2) the knot that they themselves didn't open-- they versified/'bound' it as 'difficult'

Notes:

i.s:tilaa;haat : 'Phrases, idioms; conventional terms, technicalities'. (Platts p.58)

 

asiir : 'Bound, tied, made captive; --s.m. Prisoner, captive'. (Platts p.55)

 

ta;Gaaful : 'Unmindfulness, heedlessness, forgetfulness, neglect, negligence, inattention, inadvertence, indifference, listlessness'. (Platts p.328)

Zamin:

He says that those who are accustomed to heedlessness/negligence have said a fine thing! --where they were unable to do some task, they have simply said that 'This is a very difficult task, who could do it?'. Here, instead of simply rejecting this, Mirza has said to those accustomed to heedlessness, that heedlessness too is one kind of simple rejection/refusal. kholnaa and baa;Ndhnaa are words that have a .zil((a with girah . (40)

Gyan Chand:

Those people who are the prey of the beloved's heedlessness/negligence-- how can their terminology be described?! That problem they're not capable of solving, they declare to be difficult. Thus they ought to reflect that if it can't be solved by them, it's still not necessary that it will be difficult for other people. For example, a knot is before them: how might the beloved's attention be obtained? Now since they themselves are incapable of this, they will say that to obtain the beloved's attention is extremely difficult. Although how many people must there be to whom the beloved pays attention, and for them this problem is not difficult!

If this verse be taken with regard to the Divine, then the meaning will be more appropriate. Man is the prey of the heedlessness of the True Beloved. He can't see the truth of the world; thus he declares it to be difficult. If he were not deprived of the affection of the Beloved, then insight into the Truth would not be difficult.

== Gyan Chand, p. 77

FWP:

SETS == INEXPRESSIBILITY; IZAFAT; POETRY
BONDAGE: {1,5}

For background see S. R. Faruqi's choices. For more on Ghalib's unpublished verses, see the discussion in {4,8x}.

Of course these prisoners could be those who have been worn down by the heedlessness and negligence of the beloved, and have been left so feeble that they're incapable not only of solving problems, but even of assessing the problems to be solved. This is Gyan Chand's reading.

But if we assume that the beloved's 'heedlessness' and 'negligence' have included a failure to 'tie up' [baa;Ndhnaa] her prisoners properly, then new possibilities appear; suddenly we have real connection between the lines.
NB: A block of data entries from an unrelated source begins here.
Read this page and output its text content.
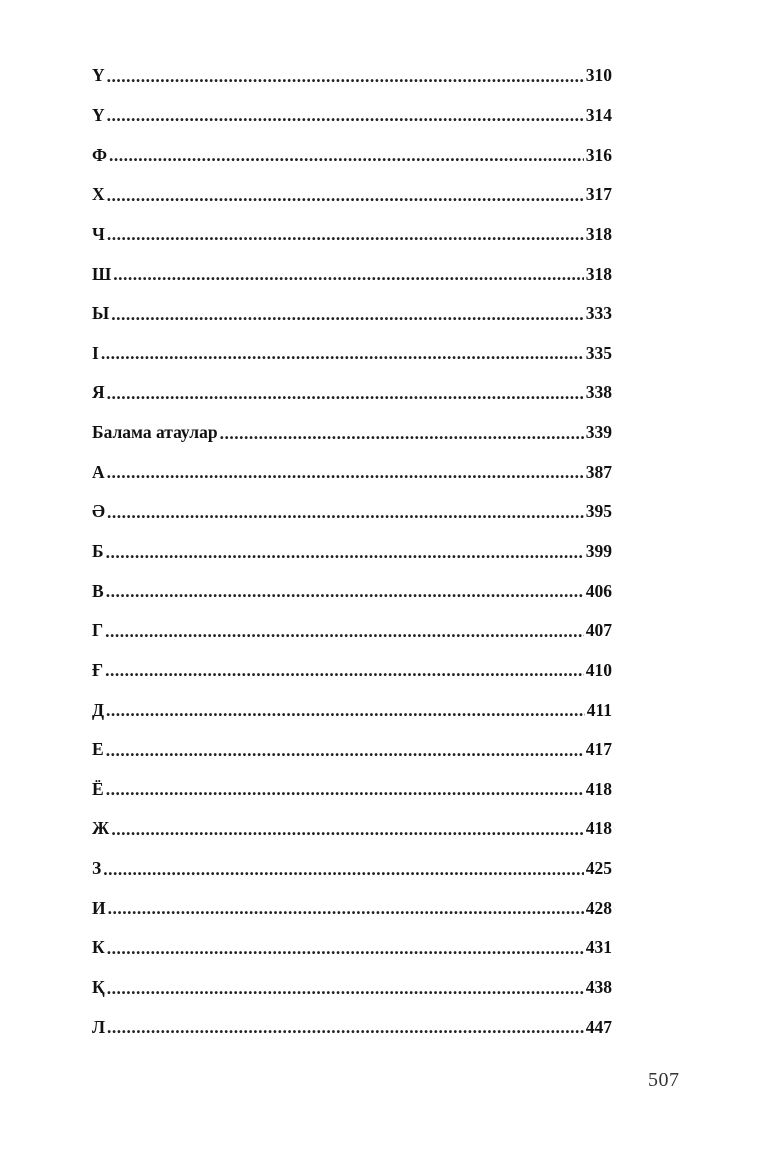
Ү .....	310
Y .....	314
Ф .....	316
Х .....	317
Ч .....	318
Ш .....	318
Ы .....	333
І .....	335
Я .....	338
Балама атаулар .....	339
А .....	387
Ә .....	395
Б .....	399
В .....	406
Г .....	407
Ғ .....	410
Д .....	411
Е .....	417
Ё .....	418
Ж .....	418
З .....	425
И .....	428
К .....	431
Қ .....	438
Л .....	447
507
Now we realize that the prisoners are also so devoted to her, and/or so mesmerized by her beauty (like deer in the headlights), that even though she hardly bothers to tie them up, they themselves are eager collaborators: they don't even try to untie themselves, they hasten to declare the knot too 'difficult'.

Equally compellingly, in a marvelous show of the versatility of the i.zaafat , they could just as well be prisoners 'of' an 'indifference, listlessness' of their own. For the verse doesn't say it's a knot that they 'couldn't' open, but that it's a knot that they 'didn't' open [nah kholii]. And of course, this knot could be part of the fastenings of the cords or bonds that make them 'prisoners' in the first place. So perhaps, in their listlessness and languour, they don't even care about escaping at all? As an excuse for not opening the knot (as perhaps they could perfectly well do), they claim that it's so very 'difficult'.

And as an additional layer of enjoyable complexity, these prisoners are poets-- we are learning about their technical terminology [i.s:tilaa;haat], and about how they versify-- literally (and so appropriately) 'bind'-- words into metrical lines.

For more on 'knot' verses, see {8,2}.

Note for grammar fans: The grammar of the second line must be something like jo girah kih unho;N ne apne aap nah kholii , with the subject colloquially omitted, to make the sense of it work.